Last month, a lesbian couple filed another federal lawsuit, calling on the state to recognize same-sex marriages from other jurisdictions, while a group of couples married in Montgomery County sued in state court for recognition of their marriages.

And this week, marriage-equality legislation was introduced in the state House for only the second time ever.

Ten years ago, marriage equality wasn’t legal in any jurisdiction in the United States. By 2004, Massachusetts had become the first state to sanction same-sex marriage. And in just the past five years, an astounding 12 states — six in just the last year — and Washington, D.C., have followed suit. If the recent court ruling mandating marriage equality in New Jersey stands, the country will have gone from zero-15 in one decade.

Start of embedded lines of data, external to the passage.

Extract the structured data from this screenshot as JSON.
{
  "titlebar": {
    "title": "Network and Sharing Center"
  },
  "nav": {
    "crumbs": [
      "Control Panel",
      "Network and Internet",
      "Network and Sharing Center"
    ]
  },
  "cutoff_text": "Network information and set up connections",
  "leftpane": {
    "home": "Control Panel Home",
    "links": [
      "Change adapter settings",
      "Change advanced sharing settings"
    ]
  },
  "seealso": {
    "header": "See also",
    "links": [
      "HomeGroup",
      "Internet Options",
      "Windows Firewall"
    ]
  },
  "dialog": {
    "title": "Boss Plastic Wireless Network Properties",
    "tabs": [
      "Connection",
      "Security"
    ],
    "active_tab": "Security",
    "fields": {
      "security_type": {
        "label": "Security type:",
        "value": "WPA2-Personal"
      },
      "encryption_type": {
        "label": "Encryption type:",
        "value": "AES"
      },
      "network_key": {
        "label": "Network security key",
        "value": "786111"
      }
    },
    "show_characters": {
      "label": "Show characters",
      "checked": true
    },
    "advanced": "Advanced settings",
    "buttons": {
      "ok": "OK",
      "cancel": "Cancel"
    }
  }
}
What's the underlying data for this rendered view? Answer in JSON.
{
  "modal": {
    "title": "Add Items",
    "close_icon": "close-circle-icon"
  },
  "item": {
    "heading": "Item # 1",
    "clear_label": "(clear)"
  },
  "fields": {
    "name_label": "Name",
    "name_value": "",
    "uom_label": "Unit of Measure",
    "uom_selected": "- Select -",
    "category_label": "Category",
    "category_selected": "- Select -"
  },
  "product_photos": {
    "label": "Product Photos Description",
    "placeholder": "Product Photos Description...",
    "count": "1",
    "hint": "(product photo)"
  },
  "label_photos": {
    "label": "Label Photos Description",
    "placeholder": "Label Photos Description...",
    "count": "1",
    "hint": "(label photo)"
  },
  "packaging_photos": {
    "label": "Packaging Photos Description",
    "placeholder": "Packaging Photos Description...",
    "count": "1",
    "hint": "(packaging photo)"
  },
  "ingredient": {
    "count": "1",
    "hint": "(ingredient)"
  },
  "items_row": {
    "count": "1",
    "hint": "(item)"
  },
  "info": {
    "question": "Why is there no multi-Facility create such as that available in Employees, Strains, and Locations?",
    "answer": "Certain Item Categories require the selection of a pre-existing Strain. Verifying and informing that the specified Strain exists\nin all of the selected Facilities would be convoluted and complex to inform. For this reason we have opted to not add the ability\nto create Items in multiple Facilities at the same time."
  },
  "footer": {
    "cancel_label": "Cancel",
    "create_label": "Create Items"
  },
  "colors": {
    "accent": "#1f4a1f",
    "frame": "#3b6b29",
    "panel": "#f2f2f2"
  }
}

Most would agree that if Pennsylvania could only have one immediate LGBT-rights advancement, it should be the adoption of an LGBT-inclusive nondiscrimination ordinance, rather than a marriage-equality measure. But that’s not to say that, while internal work is being done to ramp up legislative support for the nondiscrimination bill, the state’s ban on same-sex marriage shouldn’t be attacked on all possible fronts.

Working to dismantle this very visible icon of discrimination against same-sex couples could be a boon for nondiscrimination efforts. The more Pennsylvanians get to see the real-life impact of the marriage law on same-sex couples and families, the more familiar and relatable the community becomes. And when the issue is raised that these couples fighting for state benefits can also be fired from their jobs, kicked out of their apartments or denied service at a restaurant at most places in Pennsylvania, the more unconscionable the latter seems.

Progress isn’t going to come to Pennsylvania overnight. But unrelenting and unapologetic assaults on all facets of institutionalized discrimination in the state that we’re beginning to see can make the potential of Pennsylvania falling in step with the rest of the nation a not-so-distant dream.